Pomysł ten był unikalny i wręcz horrendalny w skali światowej.
Bardzo nonsensowny był również na szczęście wycofany projekt
wielkiej podwyżki płac dla tak niesamowicie dużej ilości
polskich posłów i senatorów w sytuacji, gdy Polska jest ciągle
zadłużona i w nie najlepszej kondycji gospodarczej.
4)
Dlaczego od listopada 2015 r. dotąd w Polsce nie zrobiono nic dla
wsparcia średnich i drobnych przedsiębiorstw, zmniejszenia ich
opodatkowania? Przypomnijmy, że na Węgrzech jednym z
najważniejszych posunięć rządu Orbána było zmniejszenie
opodatkowania średnich i małych przedsiębiorstw do 10 procent.

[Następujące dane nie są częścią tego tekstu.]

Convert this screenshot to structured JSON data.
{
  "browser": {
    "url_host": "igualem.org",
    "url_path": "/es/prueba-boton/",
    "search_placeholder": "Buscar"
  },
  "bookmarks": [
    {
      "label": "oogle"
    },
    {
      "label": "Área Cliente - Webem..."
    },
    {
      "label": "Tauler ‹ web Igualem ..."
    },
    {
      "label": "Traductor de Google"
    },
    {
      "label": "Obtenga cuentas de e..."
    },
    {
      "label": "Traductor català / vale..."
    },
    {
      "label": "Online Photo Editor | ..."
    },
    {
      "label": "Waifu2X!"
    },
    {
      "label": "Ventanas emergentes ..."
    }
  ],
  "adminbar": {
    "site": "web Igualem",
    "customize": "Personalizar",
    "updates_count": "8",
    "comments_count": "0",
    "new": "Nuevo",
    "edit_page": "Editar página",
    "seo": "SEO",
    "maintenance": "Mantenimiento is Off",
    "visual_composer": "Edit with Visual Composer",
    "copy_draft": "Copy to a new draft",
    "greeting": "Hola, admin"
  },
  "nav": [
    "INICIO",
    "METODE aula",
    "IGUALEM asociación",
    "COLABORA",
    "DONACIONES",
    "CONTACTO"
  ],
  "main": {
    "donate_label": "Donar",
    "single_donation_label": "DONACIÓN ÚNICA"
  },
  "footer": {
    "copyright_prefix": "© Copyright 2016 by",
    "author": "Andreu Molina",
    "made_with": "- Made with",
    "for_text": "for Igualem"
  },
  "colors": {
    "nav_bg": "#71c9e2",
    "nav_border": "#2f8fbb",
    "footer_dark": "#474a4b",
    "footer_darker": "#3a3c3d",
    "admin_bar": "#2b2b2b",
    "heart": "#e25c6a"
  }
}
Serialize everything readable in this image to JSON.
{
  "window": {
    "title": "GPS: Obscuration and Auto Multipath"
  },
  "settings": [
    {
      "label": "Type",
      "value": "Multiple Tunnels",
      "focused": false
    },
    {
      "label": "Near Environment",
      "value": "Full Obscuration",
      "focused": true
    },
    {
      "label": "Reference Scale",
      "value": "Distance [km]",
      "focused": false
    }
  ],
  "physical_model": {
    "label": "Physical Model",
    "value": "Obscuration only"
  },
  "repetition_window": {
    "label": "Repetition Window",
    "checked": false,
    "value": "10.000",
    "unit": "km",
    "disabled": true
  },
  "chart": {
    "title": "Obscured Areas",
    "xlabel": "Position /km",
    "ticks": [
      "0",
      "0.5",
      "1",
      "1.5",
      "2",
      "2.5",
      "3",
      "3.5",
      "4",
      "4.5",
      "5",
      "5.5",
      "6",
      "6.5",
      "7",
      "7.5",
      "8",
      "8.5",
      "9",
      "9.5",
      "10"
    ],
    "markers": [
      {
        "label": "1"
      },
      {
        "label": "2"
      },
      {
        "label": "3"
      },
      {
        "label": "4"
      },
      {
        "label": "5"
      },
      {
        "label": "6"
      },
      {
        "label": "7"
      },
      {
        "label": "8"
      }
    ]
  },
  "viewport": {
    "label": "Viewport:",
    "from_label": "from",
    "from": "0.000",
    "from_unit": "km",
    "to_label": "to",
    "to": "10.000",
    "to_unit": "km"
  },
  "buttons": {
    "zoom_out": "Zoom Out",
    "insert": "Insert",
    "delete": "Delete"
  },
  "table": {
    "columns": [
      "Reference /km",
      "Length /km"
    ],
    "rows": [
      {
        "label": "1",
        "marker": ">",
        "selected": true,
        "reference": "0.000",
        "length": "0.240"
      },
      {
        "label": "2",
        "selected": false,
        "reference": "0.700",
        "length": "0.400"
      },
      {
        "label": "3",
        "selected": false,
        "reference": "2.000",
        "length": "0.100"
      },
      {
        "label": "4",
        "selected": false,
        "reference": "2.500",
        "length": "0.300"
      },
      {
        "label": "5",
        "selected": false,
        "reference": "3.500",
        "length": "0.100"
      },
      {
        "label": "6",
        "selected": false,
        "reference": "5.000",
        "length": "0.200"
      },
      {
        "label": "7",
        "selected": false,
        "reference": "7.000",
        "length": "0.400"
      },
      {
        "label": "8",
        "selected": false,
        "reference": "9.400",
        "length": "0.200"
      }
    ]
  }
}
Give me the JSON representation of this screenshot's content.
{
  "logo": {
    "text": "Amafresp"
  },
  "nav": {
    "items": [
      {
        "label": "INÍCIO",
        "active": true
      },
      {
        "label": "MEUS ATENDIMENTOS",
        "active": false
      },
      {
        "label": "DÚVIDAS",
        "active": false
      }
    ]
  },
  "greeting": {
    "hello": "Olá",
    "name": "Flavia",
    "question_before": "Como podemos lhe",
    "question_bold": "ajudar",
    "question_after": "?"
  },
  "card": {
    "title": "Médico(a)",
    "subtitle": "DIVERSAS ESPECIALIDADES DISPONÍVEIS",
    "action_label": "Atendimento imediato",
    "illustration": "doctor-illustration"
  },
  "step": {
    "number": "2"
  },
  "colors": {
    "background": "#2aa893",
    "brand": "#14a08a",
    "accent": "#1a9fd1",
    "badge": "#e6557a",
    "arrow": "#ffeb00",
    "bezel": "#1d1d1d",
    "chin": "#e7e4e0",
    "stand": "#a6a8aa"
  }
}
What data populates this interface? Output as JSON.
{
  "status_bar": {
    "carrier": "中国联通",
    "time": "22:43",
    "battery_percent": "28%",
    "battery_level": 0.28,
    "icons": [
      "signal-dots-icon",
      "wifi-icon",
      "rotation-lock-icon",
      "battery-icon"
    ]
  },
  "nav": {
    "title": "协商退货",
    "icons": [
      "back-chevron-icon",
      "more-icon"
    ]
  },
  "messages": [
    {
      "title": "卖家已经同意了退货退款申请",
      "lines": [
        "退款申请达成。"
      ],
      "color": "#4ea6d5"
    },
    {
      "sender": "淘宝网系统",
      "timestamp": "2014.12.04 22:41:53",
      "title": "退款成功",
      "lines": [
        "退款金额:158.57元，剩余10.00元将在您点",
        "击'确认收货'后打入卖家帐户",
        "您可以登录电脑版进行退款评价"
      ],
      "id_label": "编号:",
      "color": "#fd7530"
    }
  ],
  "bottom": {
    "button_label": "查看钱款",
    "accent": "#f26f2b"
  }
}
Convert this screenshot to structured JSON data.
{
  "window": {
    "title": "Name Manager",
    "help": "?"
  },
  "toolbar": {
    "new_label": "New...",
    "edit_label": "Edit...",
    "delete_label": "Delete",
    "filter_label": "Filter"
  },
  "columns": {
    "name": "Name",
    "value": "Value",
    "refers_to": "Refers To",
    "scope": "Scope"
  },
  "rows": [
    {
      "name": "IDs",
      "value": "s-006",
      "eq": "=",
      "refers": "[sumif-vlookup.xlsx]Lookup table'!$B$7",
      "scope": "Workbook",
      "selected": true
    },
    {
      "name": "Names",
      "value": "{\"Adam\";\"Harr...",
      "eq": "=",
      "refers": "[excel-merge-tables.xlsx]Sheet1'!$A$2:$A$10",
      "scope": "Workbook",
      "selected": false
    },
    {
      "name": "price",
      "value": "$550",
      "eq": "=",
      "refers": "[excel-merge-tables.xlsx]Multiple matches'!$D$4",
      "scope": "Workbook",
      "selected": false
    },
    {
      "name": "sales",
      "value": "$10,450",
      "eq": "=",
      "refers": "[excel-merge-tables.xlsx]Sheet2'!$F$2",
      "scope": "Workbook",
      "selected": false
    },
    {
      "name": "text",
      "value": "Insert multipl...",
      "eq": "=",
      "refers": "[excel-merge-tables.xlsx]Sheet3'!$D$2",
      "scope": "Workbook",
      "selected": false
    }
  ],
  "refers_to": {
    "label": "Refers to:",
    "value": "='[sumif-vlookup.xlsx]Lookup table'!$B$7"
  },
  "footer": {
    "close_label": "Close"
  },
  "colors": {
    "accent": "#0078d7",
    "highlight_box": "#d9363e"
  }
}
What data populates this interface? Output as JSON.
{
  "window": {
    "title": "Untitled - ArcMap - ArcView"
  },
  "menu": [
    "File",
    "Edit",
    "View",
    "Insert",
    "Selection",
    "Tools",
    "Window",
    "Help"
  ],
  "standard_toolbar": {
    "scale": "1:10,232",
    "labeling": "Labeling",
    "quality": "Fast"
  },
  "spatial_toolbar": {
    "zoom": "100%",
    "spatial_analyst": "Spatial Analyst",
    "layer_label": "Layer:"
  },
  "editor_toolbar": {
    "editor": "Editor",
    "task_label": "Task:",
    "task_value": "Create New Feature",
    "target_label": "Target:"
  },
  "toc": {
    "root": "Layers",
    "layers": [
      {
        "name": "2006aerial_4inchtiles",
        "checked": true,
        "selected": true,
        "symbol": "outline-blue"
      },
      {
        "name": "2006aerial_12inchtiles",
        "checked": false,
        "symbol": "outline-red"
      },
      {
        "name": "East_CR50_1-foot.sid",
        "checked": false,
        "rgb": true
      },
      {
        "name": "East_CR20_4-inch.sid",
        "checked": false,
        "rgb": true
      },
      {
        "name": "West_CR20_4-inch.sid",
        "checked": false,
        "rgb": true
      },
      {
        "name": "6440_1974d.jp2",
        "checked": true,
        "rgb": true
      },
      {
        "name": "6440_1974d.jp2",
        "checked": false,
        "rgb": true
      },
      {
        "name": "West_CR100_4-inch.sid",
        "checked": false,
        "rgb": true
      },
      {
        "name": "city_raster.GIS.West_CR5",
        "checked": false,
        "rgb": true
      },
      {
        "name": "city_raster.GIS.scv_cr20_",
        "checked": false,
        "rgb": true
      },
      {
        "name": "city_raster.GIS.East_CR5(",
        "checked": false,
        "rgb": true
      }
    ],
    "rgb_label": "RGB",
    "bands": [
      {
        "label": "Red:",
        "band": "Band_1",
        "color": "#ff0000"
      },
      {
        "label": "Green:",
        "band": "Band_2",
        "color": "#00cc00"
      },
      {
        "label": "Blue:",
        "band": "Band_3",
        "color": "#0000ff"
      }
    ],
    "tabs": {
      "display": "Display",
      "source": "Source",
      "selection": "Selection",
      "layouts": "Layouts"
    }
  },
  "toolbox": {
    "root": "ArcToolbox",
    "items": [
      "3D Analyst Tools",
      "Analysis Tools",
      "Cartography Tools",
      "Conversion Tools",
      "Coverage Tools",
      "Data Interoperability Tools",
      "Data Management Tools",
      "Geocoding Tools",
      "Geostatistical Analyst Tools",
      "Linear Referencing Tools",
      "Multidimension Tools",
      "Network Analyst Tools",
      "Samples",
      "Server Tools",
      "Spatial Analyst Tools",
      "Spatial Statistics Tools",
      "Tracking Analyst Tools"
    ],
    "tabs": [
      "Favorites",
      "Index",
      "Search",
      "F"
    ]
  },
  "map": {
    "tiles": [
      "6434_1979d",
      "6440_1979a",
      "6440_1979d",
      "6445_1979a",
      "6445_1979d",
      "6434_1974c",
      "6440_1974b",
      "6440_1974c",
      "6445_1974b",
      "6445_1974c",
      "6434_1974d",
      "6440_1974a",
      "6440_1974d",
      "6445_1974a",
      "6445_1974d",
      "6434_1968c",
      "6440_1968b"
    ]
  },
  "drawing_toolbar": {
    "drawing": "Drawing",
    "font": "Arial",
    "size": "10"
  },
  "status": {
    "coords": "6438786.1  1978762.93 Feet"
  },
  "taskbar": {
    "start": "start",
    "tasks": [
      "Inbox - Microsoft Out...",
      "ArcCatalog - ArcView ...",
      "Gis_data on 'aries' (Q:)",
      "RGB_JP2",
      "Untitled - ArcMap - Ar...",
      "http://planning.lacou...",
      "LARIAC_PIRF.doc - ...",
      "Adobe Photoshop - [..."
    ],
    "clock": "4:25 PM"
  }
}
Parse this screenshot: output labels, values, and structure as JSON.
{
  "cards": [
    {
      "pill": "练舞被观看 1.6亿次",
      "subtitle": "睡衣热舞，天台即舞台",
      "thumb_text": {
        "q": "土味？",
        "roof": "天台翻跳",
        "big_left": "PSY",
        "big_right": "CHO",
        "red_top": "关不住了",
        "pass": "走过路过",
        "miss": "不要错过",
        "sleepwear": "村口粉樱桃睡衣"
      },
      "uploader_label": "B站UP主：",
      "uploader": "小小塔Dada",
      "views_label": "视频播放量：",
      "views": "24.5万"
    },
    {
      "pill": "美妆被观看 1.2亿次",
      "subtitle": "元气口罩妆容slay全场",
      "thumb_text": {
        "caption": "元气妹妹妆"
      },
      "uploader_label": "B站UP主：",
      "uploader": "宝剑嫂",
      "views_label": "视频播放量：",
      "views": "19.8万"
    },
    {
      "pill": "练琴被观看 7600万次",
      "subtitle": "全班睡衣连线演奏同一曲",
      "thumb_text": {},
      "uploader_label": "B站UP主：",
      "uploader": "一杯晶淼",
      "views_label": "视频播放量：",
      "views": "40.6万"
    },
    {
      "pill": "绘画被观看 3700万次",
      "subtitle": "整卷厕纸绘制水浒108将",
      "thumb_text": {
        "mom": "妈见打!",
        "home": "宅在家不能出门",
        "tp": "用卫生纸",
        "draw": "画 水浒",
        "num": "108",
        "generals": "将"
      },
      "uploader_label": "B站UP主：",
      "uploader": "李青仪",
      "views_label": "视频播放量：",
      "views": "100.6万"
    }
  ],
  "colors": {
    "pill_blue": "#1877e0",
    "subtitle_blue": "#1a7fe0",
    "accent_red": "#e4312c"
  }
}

5) Czy nie należałoby wprowadzić 10-letniego zakazu pełnienia
funkcji publicznych dla wszystkich urzędników, którym udowodni
się skrajną rozrzutność w rozdawnictwie wygórowanych premii dla
siebie samych i dla swych pracowników?
6)
Czy doprowadzi się wreszcie do likwidacji niszczącej małe firmy
lub osoby prowadzące jednoosobową działalność gospodarczą co
miesięcznej składki na ZUS? Prezes Związku Przedsiębiorców i
Pracodawców Cezary Kaźmierczak już jesienią 2015 r. mówił
o przygotowanym przez ZPP projekcie zmiany systemu podatkowego:
„Wprowadzamy nowy rodzaj działalności gospodarczej pod nazwą
mała działalność gospodarcza, czyli podmioty poniżej 60 tysięcy
złotych obrotu rocznie. Firmy takie płaciłyby jedynie 15 proc.
składkę podatku od sprzedaży. Dla mnie obrzydliwe i i niemoralne
jest, że od krawcowej w miasteczku we wschodniej Polsce, która
szyje i robi poprawki krawieckie, zarabiając około tysiąca złotych
miesięcznie, żąda się tysiąca dwustu złotych co miesięcznej
składki na ZUS. Trzeba być człowiekiem kompletnie odrealnionym,
żeby wymyślać takie rzeczy!”.(Por. C. Kaźmierczak: Zmusić
korporacje do płacenia w Polsce, „Super Express”, 10
października 2015 r.)
7).
Czy polscy politycy gospodarczy zmuszą wreszcie korporacje do
płacenia podatków w Polsce? Cytowany wyżej prezes Związku
Przedsiębiorców i Pracodawców Cezary Kaźmierczak w wywiadzie dla
„SuperExpressu” ostro krytykował sytuację, w której toleruje
się to, że „w Polsce ponad 60 proc. dużych firm nie płaci
podatków, żadnych , niekiedy od 25 lat. Średni podatek w stosunku
do obrotu płacony przez duże firmy wynosi 0,6 proc, podczas gdy
podatek taki w przypadku firm małych i średnich to 3,6 proc. (…)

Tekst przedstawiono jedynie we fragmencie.